An internal team of metrologists, technicians, and engineers work on-site to actively monitor and adjust measuring devices. Robust validation, verification, and calibration processes result from collaboration within this global group. Senior team members routinely travel to each laboratory location to perform validation activities using master references, enhancing the alignment of GIA’s measurement equipment worldwide.
Color measurement of a faceted diamond, for example, is particularly sensitive and complex. The results must be accurate and reproducible regardless of the diamond’s color, fluorescence characteristics, size, or shape. GIA ensures alignment across the many colorimeters at each laboratory location using a reference set of diamonds representing the potential range of these attributes. Numerous measurements of these reference stones provide the statistical data needed to validate a colorimeter for use.

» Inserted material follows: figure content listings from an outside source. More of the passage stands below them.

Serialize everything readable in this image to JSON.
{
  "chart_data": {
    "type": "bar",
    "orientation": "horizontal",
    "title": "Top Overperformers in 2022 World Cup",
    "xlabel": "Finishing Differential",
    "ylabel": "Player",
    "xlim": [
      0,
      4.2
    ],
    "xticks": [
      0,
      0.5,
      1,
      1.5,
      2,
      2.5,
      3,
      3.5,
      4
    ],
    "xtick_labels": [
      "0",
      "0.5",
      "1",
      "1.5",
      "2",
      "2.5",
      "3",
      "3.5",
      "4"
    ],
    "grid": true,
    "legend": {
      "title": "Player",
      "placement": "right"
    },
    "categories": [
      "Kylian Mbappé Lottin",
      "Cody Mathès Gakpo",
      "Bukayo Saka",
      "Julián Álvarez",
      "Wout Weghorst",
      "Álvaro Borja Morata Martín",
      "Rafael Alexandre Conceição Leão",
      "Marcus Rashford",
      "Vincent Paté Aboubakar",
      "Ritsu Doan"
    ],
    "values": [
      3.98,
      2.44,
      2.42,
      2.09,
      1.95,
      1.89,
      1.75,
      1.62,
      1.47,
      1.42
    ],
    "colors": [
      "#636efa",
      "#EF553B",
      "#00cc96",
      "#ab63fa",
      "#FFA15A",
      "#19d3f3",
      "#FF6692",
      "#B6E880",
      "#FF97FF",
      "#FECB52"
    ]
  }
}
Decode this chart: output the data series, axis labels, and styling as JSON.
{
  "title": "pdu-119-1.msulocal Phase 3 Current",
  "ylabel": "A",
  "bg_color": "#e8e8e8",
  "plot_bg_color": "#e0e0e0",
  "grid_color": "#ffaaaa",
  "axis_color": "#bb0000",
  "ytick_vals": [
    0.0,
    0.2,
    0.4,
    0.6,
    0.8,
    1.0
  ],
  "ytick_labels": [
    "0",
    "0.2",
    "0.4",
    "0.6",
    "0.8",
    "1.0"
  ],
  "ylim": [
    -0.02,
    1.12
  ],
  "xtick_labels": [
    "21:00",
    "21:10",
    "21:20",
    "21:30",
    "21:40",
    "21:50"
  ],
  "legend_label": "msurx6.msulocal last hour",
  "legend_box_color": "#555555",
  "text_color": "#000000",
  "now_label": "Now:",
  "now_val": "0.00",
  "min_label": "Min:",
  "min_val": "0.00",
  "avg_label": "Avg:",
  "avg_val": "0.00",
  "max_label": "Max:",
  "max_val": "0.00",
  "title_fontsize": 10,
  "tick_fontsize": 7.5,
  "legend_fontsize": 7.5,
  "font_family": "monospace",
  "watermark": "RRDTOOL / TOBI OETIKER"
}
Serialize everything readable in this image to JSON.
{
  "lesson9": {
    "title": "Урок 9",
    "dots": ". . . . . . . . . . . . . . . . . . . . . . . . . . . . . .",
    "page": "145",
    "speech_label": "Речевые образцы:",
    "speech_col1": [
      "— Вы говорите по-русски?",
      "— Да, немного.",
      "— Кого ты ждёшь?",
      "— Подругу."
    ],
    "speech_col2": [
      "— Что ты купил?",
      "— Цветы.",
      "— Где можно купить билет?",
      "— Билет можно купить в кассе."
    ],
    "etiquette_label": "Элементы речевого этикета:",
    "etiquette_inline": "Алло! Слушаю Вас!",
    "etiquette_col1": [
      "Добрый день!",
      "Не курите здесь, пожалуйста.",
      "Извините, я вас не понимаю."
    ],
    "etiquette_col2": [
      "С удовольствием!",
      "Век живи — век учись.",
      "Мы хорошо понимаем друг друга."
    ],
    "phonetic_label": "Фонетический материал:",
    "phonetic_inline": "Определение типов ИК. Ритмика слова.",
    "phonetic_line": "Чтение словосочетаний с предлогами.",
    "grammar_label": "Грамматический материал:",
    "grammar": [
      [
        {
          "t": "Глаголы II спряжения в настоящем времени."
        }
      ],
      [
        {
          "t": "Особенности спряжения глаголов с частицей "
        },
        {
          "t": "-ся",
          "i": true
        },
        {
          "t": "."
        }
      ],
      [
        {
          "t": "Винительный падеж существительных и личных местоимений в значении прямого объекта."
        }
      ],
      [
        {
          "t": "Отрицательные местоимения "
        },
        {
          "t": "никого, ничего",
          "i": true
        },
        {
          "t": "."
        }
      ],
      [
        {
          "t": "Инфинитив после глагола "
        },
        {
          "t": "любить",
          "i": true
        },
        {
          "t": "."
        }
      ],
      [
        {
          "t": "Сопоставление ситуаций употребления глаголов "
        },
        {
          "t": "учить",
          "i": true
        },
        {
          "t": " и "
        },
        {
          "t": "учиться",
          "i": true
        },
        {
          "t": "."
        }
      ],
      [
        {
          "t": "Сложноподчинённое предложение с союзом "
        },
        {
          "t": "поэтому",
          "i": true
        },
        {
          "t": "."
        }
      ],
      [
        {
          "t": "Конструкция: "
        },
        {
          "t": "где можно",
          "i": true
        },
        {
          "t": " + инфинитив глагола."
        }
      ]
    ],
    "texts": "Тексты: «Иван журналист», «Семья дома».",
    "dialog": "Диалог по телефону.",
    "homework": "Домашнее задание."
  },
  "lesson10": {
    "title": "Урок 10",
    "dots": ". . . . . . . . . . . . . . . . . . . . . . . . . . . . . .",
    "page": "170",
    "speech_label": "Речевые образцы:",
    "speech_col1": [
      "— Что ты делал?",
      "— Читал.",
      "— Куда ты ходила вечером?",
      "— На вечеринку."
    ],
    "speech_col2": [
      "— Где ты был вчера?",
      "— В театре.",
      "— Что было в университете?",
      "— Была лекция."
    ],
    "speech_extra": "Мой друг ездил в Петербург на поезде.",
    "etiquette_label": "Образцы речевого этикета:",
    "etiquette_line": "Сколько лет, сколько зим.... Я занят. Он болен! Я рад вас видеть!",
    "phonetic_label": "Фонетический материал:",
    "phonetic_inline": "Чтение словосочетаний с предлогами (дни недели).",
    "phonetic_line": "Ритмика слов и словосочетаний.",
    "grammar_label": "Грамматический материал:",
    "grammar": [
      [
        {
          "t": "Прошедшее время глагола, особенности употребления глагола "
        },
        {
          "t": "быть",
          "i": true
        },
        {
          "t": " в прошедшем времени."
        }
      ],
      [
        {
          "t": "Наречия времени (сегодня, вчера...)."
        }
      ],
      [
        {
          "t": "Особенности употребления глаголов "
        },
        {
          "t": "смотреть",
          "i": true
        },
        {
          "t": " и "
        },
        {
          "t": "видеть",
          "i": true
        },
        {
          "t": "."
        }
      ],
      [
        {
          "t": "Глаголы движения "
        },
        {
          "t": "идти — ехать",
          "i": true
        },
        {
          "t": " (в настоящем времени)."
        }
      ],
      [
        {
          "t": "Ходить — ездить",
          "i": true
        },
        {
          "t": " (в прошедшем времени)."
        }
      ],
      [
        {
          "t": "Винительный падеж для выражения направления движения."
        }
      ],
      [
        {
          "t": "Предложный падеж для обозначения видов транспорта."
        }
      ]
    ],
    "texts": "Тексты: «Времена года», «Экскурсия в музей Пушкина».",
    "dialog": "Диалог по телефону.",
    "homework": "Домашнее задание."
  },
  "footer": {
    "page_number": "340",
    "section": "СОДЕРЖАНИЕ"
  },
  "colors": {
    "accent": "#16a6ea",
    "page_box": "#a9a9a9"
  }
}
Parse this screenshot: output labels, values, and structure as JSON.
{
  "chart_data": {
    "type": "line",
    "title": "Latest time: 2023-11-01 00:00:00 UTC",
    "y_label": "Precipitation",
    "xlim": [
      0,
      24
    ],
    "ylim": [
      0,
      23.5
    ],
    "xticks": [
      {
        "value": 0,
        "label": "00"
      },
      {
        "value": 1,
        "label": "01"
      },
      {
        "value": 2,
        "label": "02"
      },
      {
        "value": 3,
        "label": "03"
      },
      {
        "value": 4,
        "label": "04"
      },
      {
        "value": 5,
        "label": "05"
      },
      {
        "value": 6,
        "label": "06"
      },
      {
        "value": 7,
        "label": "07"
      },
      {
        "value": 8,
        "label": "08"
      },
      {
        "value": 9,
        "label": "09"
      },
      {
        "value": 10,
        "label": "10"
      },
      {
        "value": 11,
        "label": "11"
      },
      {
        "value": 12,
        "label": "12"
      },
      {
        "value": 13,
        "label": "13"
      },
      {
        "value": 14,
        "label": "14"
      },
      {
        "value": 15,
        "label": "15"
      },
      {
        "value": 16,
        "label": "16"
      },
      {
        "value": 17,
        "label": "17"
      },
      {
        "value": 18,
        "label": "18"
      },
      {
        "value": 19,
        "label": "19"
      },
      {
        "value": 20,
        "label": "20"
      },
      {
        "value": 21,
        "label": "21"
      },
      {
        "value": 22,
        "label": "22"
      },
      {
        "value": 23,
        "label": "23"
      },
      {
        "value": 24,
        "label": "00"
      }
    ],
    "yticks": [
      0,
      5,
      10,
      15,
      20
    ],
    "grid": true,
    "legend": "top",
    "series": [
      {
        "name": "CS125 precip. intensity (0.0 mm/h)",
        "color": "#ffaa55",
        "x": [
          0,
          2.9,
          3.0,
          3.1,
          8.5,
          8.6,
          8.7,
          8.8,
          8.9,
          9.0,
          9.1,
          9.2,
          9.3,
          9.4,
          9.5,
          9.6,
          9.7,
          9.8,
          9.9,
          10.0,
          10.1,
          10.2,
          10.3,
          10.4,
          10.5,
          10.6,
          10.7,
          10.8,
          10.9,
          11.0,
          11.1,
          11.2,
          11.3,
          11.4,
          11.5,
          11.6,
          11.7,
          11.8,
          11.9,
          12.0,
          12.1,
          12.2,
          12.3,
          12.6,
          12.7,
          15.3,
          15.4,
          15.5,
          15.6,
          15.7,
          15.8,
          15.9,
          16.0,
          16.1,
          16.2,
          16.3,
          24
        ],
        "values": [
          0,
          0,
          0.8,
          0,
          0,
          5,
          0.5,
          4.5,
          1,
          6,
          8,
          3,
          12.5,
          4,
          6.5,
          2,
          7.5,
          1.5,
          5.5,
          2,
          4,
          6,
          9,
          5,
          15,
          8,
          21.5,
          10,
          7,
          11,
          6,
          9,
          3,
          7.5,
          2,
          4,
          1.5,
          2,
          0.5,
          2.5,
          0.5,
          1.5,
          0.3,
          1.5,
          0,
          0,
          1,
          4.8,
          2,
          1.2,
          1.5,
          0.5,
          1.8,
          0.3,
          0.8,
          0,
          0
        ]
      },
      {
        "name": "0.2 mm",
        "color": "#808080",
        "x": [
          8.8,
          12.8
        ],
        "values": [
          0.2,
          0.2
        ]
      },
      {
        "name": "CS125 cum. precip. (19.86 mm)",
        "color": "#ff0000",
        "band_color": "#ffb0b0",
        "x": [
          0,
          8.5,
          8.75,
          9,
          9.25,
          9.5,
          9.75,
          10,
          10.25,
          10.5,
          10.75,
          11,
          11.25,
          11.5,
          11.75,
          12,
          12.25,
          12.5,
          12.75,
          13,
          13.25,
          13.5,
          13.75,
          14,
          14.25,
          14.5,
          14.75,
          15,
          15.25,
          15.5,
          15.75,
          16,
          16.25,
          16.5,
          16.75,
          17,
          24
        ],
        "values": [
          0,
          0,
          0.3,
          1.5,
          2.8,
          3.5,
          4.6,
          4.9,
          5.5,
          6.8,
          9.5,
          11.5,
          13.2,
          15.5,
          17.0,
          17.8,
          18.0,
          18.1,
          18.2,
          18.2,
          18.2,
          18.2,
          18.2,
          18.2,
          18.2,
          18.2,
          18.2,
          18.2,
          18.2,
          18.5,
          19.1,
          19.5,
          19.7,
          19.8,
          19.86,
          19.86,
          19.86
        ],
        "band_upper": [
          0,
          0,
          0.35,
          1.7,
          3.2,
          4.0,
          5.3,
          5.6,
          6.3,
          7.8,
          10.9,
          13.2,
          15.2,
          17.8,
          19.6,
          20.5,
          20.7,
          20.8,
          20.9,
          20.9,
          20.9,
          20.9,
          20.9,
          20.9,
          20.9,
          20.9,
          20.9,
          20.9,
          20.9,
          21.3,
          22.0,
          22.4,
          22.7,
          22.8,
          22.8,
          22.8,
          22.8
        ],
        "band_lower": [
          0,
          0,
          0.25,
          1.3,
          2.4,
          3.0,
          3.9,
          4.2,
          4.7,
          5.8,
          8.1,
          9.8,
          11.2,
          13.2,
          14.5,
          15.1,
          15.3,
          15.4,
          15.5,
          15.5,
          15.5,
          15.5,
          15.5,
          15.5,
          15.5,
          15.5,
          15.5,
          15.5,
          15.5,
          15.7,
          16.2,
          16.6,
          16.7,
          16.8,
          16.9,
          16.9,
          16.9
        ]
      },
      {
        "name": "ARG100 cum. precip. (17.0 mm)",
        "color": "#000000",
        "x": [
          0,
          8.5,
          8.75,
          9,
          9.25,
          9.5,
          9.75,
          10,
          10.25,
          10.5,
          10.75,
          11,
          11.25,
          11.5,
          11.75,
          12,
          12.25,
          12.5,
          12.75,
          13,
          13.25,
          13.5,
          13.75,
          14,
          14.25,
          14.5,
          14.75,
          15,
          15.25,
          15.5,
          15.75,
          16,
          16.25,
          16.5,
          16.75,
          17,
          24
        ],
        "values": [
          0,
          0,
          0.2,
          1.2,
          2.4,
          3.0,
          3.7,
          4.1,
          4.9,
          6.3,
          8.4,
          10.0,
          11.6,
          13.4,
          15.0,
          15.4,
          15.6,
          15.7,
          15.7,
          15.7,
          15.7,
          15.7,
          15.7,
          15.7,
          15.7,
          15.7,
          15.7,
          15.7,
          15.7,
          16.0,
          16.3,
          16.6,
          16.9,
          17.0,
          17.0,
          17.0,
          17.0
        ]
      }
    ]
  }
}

In addition to periodic validation, the metrology group regularly reviews daily verification data. Measurement trends are analyzed alongside instrument parameters and environmental factors such as temperature, humidity, and air circulation. Adjustments to instruments are performed based on these evaluations. This frequent monitoring also allows the metrologists to investigate measurement outliers and take corrective action.
GIA’s reports provide many details about the properties of a gemstone. Each detail is important for evaluating quality and documenting the nature of that gem. GIA invests substantial effort to ensure every measurement is made with the highest precision and accuracy, supporting its mission to ensure the public trust in gems and jewelry.